Bir diğer konu, Lozan’dan önce her seferinde dile getirilen Kürtlere özerklik, kimlik tanımı konusunda verilen sözler unutularak Kürtlerin inkâr edilmesiydi. İnkâr isyanları doğurdu. Barışçıl ve demokratik yöntemlerle sorunun çözümü yerine, iç düşman tanımı yapılarak şiddet esas alındı. Halklar arasında kardeşlik, güven duygusu bizzat devlet eliyle yok edildi. Bu nedenle bu sistem iki önemli kavramı çok abarttı. Devleti ve milleti... Bu sistemde devlet kutsal, millet olarak Türklük de en büyük olarak nitelendirilerek kan ve ırka dayalı bir milletçilik geliştirildi. Yalan ve inkârı temel dayanak olarak alan bu sistem ceberut, otoriter, insanlık düşmanı haline geldi. Devleti kutsayan bu zihniyet Mussolini’nin faşist ideolojisine, büyük Türk milleti esprisiyle Nazilere esin kaynağı oldu. Nitekim Mahmut Esat Bozkurt bunu çok net bir şekilde yazar: “Zamanımızın bir Alman tarihçisi, gerek nasyonal sosyalizmin ve gerek faşizmin Mustafa Kemal rejiminin az çok değiştirilmiş birer şeklinden başka bir şey olmadığını söylüyor. Çok doğrudur. Çok doğru bir görüştür” (Mahmut Esat Bozkurt, Atatürk İhtilali, sayfa 137, Altın Kitaplar 1967) Diğer taraftan Hitler de haklı olarak Mustafa Kemal’in ölümü üzerine verdiği demeçte “Mustafa Kemal’in birinci öğrencisi Mussolini, ikincisi benim” (Falih Rıfkı Atay, Çankaya, cilt:1 sayfa 205, 19379) demiştir.
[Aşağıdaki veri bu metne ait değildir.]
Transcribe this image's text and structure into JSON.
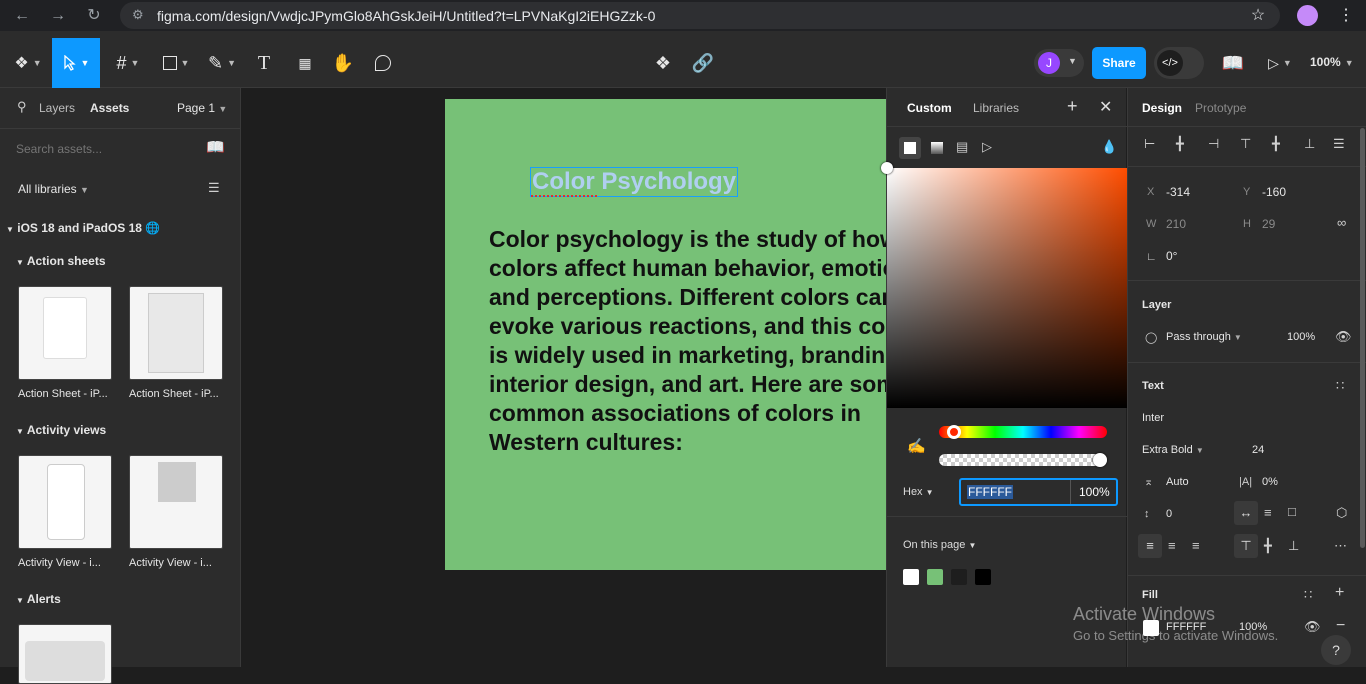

Meclis’te Onur Öymen Mustafa Kemal’in emriyle yüz bin kadar kişinin katliamına neden olacak bastırma operasyonunu dile getirince CHP’nin Kürtlere olan tarihsel bakışı yeniden tartışılır oldu. AKP ve DTP “artık analar ağlamasın” diyerek gündeme aldıkları barışçıl çözümün konuşulduğu Meclis’te Onur Öymen, Dersim’de analar ağlamadı mı diyerek Kürtlerin demokratik ve insani taleplerini aynı yöntemlerle bastırılması gerektiğini işaret etti. Tepkiler üzerine Öymen, söylediklerinin arkasına durarak, bu isyanı bastırma emrini veren Mustafa Kemal faşist miydi diye sorarak yüce önderlerini öne çıkartıp tartışma konusu yaptı. İyi de yaptı. Artık bundan sonra sistem, rejim ve devlet tartışma konusu olunca Mustafa Kemal ve onun algılama biçimi tartışmaların özünü oluşturacak.

Sonuç itibariyle, bilindiği gibi Mustafa Kemal’i koruma adı altında bir ceza maddesiyle bu ideolojinin derinliğine eleştirilmesinin engellenmesi söz konusu. Bu ceza maddesi kaldırıldığı takdirde “Mustafa Kemal faşist miydi değil miydi” sorusuna çok net bir yanıt verileceğinden Onur Öymen emin olabilir. Ama şurası kesin ki CHP kurulduğu andan itibaren faşist karaktere sahip bir partidir. Bugün de izledikleri siyasetin ve zihniyetin faşizmden pek bir farkı yoktur.